Jakarta (Antaranews Jogja) - Direktur Center For Budget Analysis (CBA), Uchok Sky Khadafi,  menyatakan penyelenggara kegiatan atau poin untuk calon notaris bisa meraup omzet ratusan miliar rupiah.

          "Jelas hal ini adalah bisnis semata-mata dan dituangkan dalam peraturan perkumpulan (dilegalkan dan mengikat dan memaksa kepada seluruh calon notaris dan anggota luar biasa (ALB)," katanya di Jakarta, Rabu.

          Ia menjelaskan perjalanan panjang calon notaris untuk mendapatkan SK pengangkatan, yakni, setelah menamatkan masa perkuliahan di bangku Magister Kenotariatan calon notaris harus mendaftar menjadi Anggota Luar Biasa (ALB) terlebih dahulu.

          Sebelum mengikuti Ujian Kode Etik Notaris (UKEN), pendaftaran menjadi ALB dipatok seharga Rp2.500.000 yang disetor ke rekening organisasi, setelah itu barulah ALB mendapat nomor keanggotaan sebagai anggota organisasi Ikatan Notaris Indonesia (INI). Setelah terdaftar sebagai anggota organisasi, ALB baru bisa mengikuti UKEN dengan biaya pendaftaran UKEN sebesar Rp1.800.000.

          Jumlah peserta UKEN pada 2017 diadakan dua gelombang yaitu gelombang pertama diikuti sebanyak 1.000 orang, sedangkan gelombang kedua sebanyak 2.822 orang, dengan total peserta yang lulus sebanyak 2.012 orang.
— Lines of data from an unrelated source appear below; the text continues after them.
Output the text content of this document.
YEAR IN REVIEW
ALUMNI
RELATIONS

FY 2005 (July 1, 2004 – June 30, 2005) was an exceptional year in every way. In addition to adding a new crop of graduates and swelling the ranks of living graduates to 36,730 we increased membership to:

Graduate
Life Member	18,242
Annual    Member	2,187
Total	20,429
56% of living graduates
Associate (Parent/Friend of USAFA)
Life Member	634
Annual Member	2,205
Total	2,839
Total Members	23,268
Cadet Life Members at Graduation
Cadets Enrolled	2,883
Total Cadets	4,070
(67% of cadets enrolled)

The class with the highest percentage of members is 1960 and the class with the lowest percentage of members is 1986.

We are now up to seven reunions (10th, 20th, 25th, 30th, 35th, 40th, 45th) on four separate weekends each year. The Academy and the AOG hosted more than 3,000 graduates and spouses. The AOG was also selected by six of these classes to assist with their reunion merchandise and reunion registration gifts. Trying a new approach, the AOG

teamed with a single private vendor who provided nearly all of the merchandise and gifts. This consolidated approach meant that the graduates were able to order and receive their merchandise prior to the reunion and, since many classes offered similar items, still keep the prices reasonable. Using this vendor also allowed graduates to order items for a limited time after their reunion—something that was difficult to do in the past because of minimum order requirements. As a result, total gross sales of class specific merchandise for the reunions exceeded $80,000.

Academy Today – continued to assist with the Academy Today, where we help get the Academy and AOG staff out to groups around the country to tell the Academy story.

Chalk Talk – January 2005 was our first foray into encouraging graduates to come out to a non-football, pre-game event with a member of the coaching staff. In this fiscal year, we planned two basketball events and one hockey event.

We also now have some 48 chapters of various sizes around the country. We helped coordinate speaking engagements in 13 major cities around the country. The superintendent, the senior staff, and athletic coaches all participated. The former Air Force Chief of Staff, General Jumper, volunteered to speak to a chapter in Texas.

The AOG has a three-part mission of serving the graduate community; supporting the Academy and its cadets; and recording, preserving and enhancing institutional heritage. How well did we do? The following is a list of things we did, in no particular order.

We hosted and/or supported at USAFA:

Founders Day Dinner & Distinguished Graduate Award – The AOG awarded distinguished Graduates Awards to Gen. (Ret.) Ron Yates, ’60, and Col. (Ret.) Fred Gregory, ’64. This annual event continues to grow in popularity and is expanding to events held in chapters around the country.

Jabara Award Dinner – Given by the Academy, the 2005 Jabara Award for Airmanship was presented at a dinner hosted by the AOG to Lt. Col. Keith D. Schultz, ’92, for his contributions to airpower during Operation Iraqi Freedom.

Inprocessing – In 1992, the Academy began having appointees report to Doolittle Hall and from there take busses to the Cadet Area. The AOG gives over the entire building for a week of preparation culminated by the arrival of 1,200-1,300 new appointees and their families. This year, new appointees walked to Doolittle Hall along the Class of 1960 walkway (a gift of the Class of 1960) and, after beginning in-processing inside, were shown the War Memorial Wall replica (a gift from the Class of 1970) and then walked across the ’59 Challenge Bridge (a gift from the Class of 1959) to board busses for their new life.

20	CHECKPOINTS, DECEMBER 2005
Sedangkan pada ujian remidi UKEN pada Desember 2017 total peserta yang diyatakan lulus sebanyak 642 orang.

         Sehingga total calon notaris yang akan mengajukan permohonan pengangkatan notaris berjumlah 2.654 orang yang tersebar dari Sabang sampai Merauke. "Dengan jumlah peserta segitu banyaknya, bisa dibayangkan berapa pundi-pundi rupiah yang mengalir ke kas organisasi," katanya.

         Sedangkan ketentuan baru dari organisasi sekarang, mengharuskan seluruh lulusan Magister Kenotariatan yang akan mengajukan permohonan sebagai ALB diwajibkan mengikuti Ujian Pra ALB terlebih dahulu sebelum mengajukan permohonan menjadi ALB dengan biaya ujian dibebankan kepala peserta sebesar Rp500.000 sampai dengan Rp1.000.000 dan dibebankan perihal diwajibkan juga untuk mengumpulkkan poin-poin sertifikat dari berbagai kegiatan yang diadakan organisasi dengan jumlah 30 poin.

         "Tiap kegiatan yang diadakan organisasi dipatok harga yang bervariasi mulai dari harga Rp250.000 sampai dengan Rp2.000.000," katanya.

         Kemudian organisasi juga mewajibkan calon notaris dan ALB untuk mengikuti kegiatan Magang Bersama yang diadakan organisasi melalui pengurus wilayah organisasi, dimana kegiatan magang bersama calon notaris berkontribusi mulai dari Rp750.000 bahkan sampai dengan Rp2.500.000 dan berjenjang ada yang sekali magang bersama (bagi yang sudah 2 tahun magang di kantor notaris),  bagi yang belum selesai magang 2 tahun, diwajibkan mengikuti magang bersama sebanyak empat kali magang baru. "Kemudian diberikan sertifikat dari organisasi," katanya.

         "Sedangkan menurut PP Nomor 45 tahun 2016 tentang tarif PNBP pengangkatan notaris untuk wilayah Jakarta sebesar Rp100 juta perorang, dan Jabar untuk wilayah kota Bandung sebesar Rp50 juta, dan Kota Bekasi sebesar Rp25 juta," katanya.

         Penasihat Indonesian Human Rights Committee for Social Justice (IHCS) Gunawan menyatakan Peraturan Menteri Hukum dan Hak Asasi Manusia Nomor 25 Tahun 2017 tentang Ujian Pengangkatan Notaris, merupakan praktik maladministrasi.

         "Pelaksanaannya (permenkumham) menimbulkan maladministrasi," katanya dalam acara Diskusi Publik bertemakan "Menggugat Yasonna" di Jakarta, Selasa.

          Ia menjelaskan Undang-Undang tentang Pembentukan Peraturan Perundang-Undangan telah menegaskan bahwa sumber hukum suatu permen yakni atas perintah undang-undang dan kewenangan.

          Ia mengatakan, artinya permen itu harus merujuk kepada undang-undang yakni UU Nomor 30 tahun 2014 tentang Jabatan Notaris tidak memerintahkan ada persyaratan calon notaris mengikuti Ujian Pengangkatan Notaris.

          Artinya permen itu menimbulkan tidak ada kepastian hukum tidak jelas rujukan dan pelaksanaan menimbulkan maladministrasi, katanya.